FPGA-hosted systolic accelerators. Long before TPUs, Xilinx and Altera FPGAs were used to host systolic accelerators for radar, finance, and medical imaging. Today, AI accelerators such as the Xilinx Versal AI Engine series provide a tiled array of VLIW SIMD cores arranged as a coarse systolic fabric on the same die as programmable logic.
Deep learning models are dominated by general matrix multiplications. A typical LLM forward pass spends 80 percent or more of its FLOPs in the matrix multiplications of the attention and feed-forward layers; for convolutional vision models the figure is similar after im2col. Because systolic arrays do exactly this operation efficiently, they have become the central design pattern for inference and training silicon. Quantised inference, in particular INT8 or INT4, benefits disproportionately because more multipliers fit in the same silicon area.
The arc from "systolic array as a research idea (1978)" to "systolic array as the engine of the AI revolution (2017 onwards)" took almost forty years. The bridge was Google's decision to deploy the TPU v1 at production scale in 2015. Once that demonstrated 30x performance per watt over CPUs and GPUs on data-centre inference, every major chip company added a systolic-style matrix engine to its roadmap, and the rest of the industry followed.
It is worth being honest about what this means. The systolic array is not a magic architecture for general computing. It is a very good architecture for a very specific kind of computation, and that kind of computation happens to be the rate-limiting step of modern neural networks. If transformer-style models had not turned out to scale the way they did, the systolic renaissance probably would not have happened. But they did, and so chips like the TPU and Trainium, and benchmarks like MLPerf that measure them, now organise a large fraction of global compute spend.

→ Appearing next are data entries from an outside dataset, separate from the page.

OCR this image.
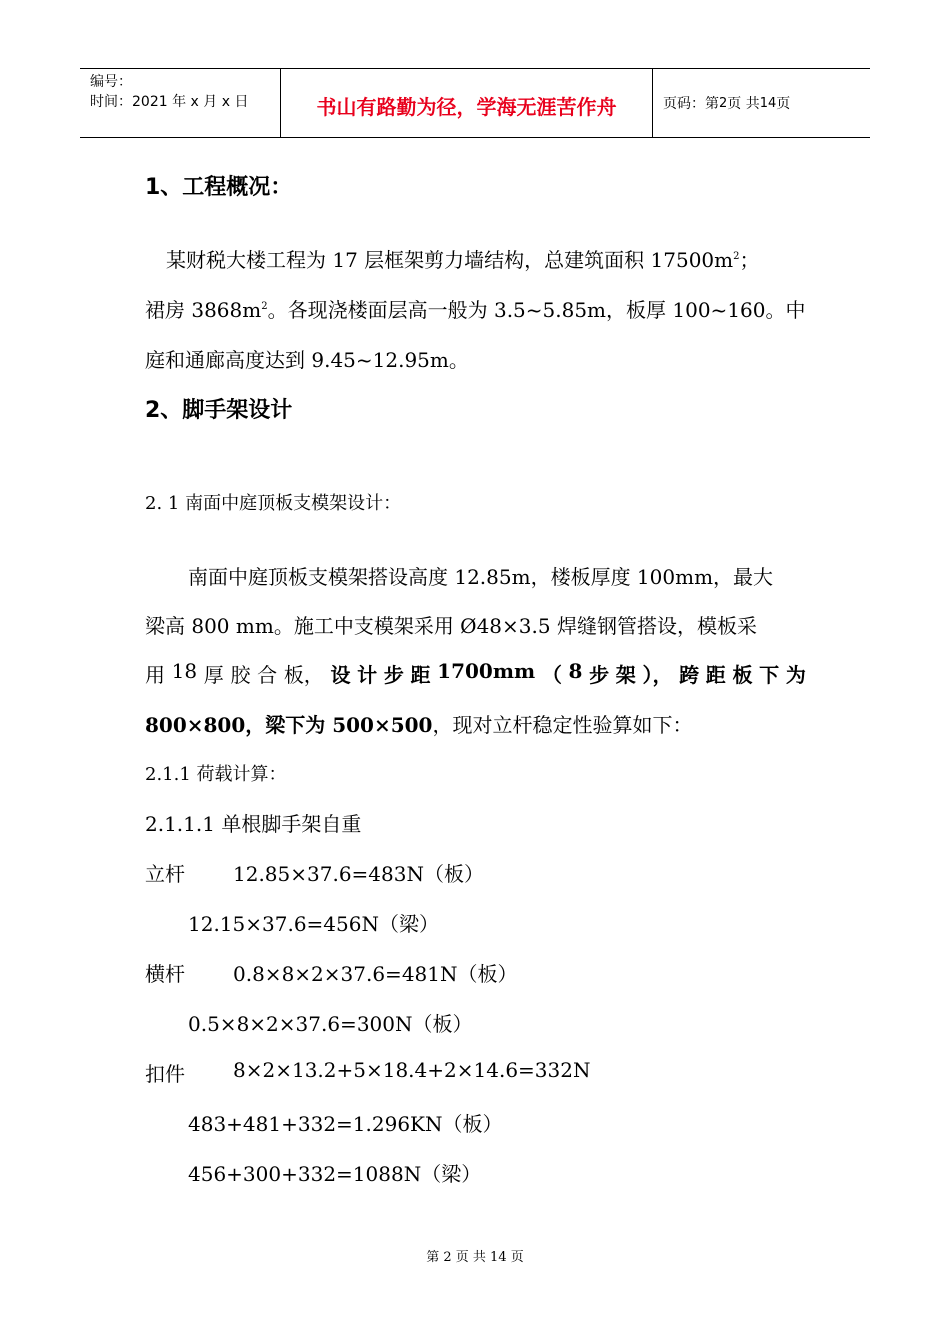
编号：
时间：2021 年 x 月 x 日	书山有路勤为径，学海无涯苦作舟	页码：第 2 页 共 14 页
1、工程概况：
某财税大楼工程为 17 层框架剪力墙结构，总建筑面积 $17500m^2$；
裙房 $3868m^2$。各现浇楼面层高一般为 3.5~5.85m，板厚 100~160。中
庭和通廊高度达到 9.45~12.95m。
2、脚手架设计
2. 1 南面中庭顶板支模架设计：
南面中庭顶板支模架搭设高度 12.85m，楼板厚度 100mm，最大
梁高 800 mm。施工中支模架采用 Ø48×3.5 焊缝钢管搭设，模板采
用 18 厚 胶 合 板， 设 计 步 距 1700mm （ 8 步 架 ）， 跨 距 板 下 为
800×800，梁下为 500×500，现对立杆稳定性验算如下：
2.1.1 荷载计算：
2.1.1.1 单根脚手架自重
立杆 12.85×37.6=483N（板）
12.15×37.6=456N（梁）
横杆 0.8×8×2×37.6=481N（板）
0.5×8×2×37.6=300N（板）
扣件 8×2×13.2+5×18.4+2×14.6=332N
483+481+332=1.296KN（板）
456+300+332=1088N（梁）
第 2 页 共 14 页
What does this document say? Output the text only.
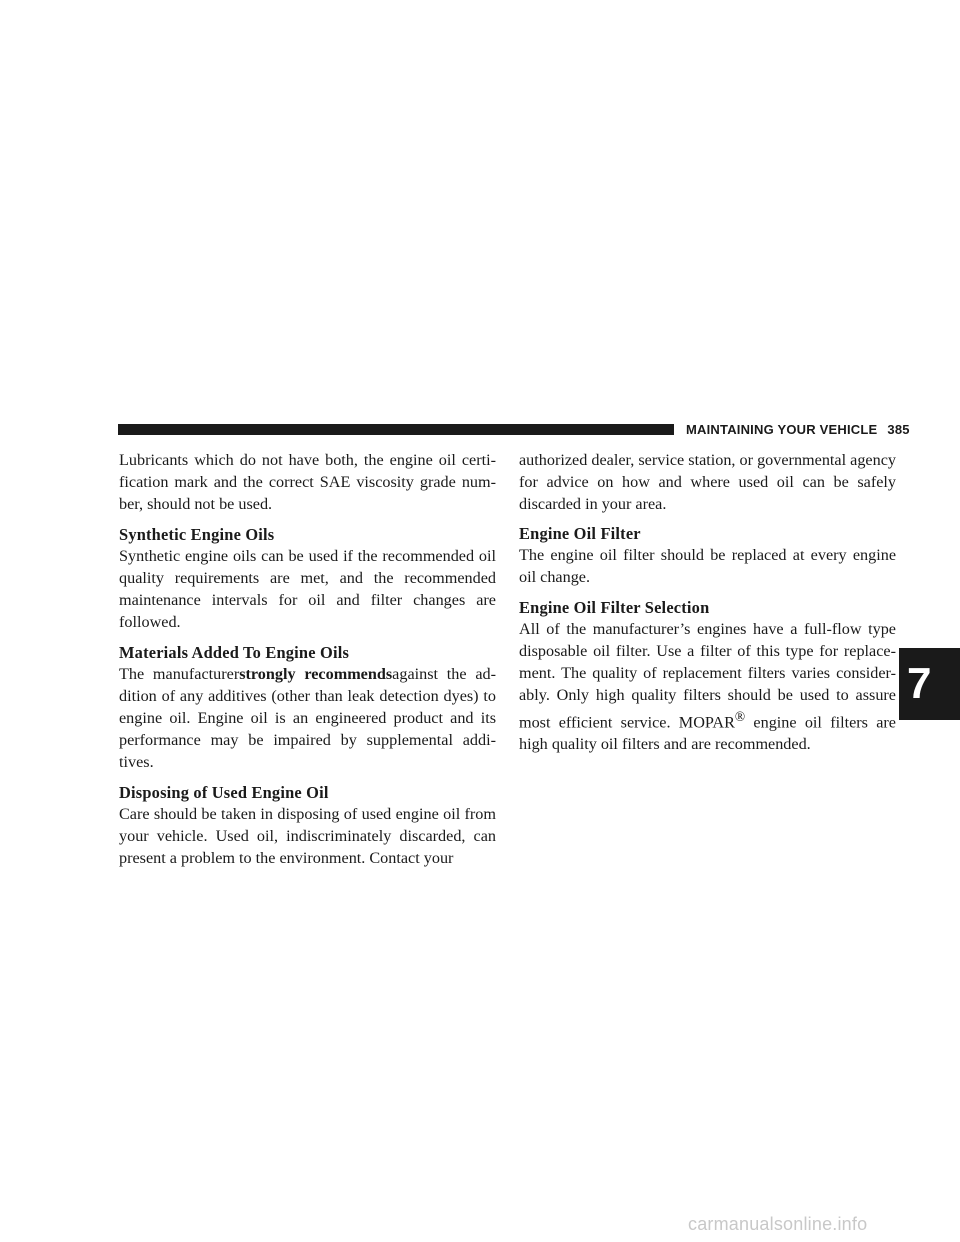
MAINTAINING YOUR VEHICLE 385

Lubricants which do not have both, the engine oil certi- fication mark and the correct SAE viscosity grade num- ber, should not be used.

Synthetic Engine Oils

Synthetic engine oils can be used if the recommended oil quality requirements are met, and the recommended maintenance intervals for oil and filter changes are followed.

Materials Added To Engine Oils

The manufacturerstrongly recommendsagainst the ad- dition of any additives (other than leak detection dyes) to engine oil. Engine oil is an engineered product and its performance may be impaired by supplemental addi- tives.

Disposing of Used Engine Oil

Care should be taken in disposing of used engine oil from your vehicle. Used oil, indiscriminately discarded, can present a problem to the environment. Contact your

authorized dealer, service station, or governmental agency for advice on how and where used oil can be safely discarded in your area.

Engine Oil Filter

The engine oil filter should be replaced at every engine oil change.

Engine Oil Filter Selection

All of the manufacturer’s engines have a full-flow type disposable oil filter. Use a filter of this type for replace- ment. The quality of replacement filters varies consider- ably. Only high quality filters should be used to assure most efficient service. MOPAR® engine oil filters are high quality oil filters and are recommended.

7
carmanualsonline.info
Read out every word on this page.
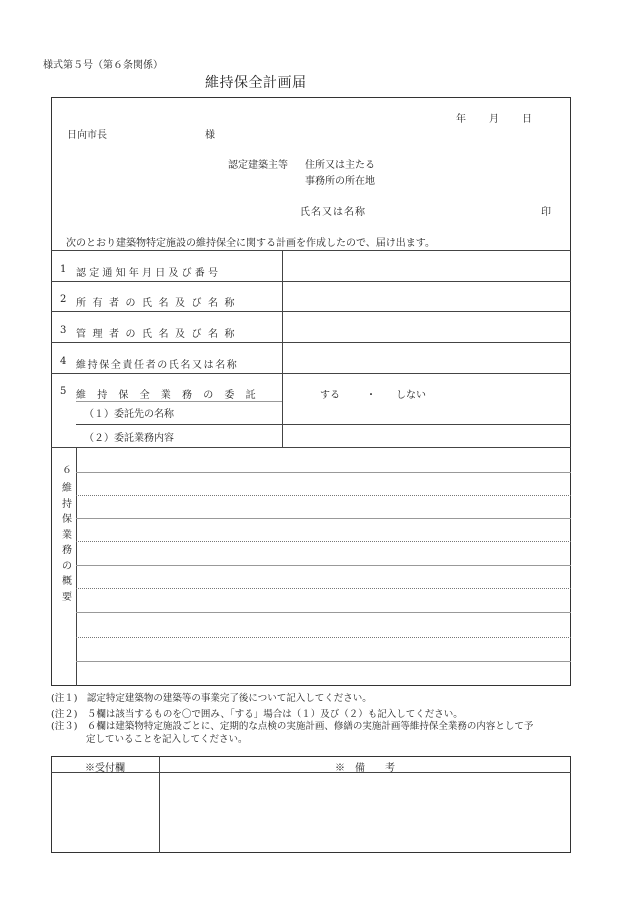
様式第５号（第６条関係）
維持保全計画届
年 月 日
日向市長	様
認定建築主等 住所又は主たる
事務所の所在地
氏名又は名称	印
次のとおり建築物特定施設の維持保全に関する計画を作成したので、届け出ます。
1 認定通知年月日及び番号
2 所有者の氏名及び名称
3 管理者の氏名及び名称
4 維持保全責任者の氏名又は名称
5 維持保全業務の委託	する	・ しない
（１）委託先の名称
（２）委託業務内容
６
維持保業務の概要
(注１)　認定特定建築物の建築等の事業完了後について記入してください。
(注２)　５欄は該当するものを〇で囲み、「する」場合は（１）及び（２）も記入してください。
(注３)　６欄は建築物特定施設ごとに、定期的な点検の実施計画、修繕の実施計画等維持保全業務の内容として予
定していることを記入してください。
※受付欄	※　備　　考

"Systolic" remains a standard term in computer architecture textbooks, including Patterson and Hennessy's Computer Architecture: A Quantitative Approach (sixth edition, chapter 7 on data-flow architectures and warehouse-scale computing). H. T. Kung went on to a prolific career at CMU and Harvard, working on networking, parallel algorithms, and recently on deep learning compilers. Charles Leiserson is best known today as a co-author of the Introduction to Algorithms textbook (CLRS) and as a creator of the Cilk parallel programming language at MIT. The systolic array sits in their joint legacy as a piece of theory that turned out to be exactly the right idea, just thirty years early.
The history is also a useful lesson in how research ideas mature in hardware. Kung and Leiserson's 1978 report described a class of architectures that VLSI would eventually make practical; Mead and Conway's 1980 textbook taught a generation of students how to build them; the Warp and iWarp projects of the 1980s prototyped real machines and discovered the engineering problems; FPGA-based systolic accelerators in the 1990s and 2000s kept the technique alive in industry; and the 2010s rise of deep learning provided a workload that finally made the architecture economically dominant. Each step looked modest at the time. The cumulative effect is that almost every commercial AI chip in 2026 traces a direct architectural line back to a Carnegie Mellon technical report from 1978.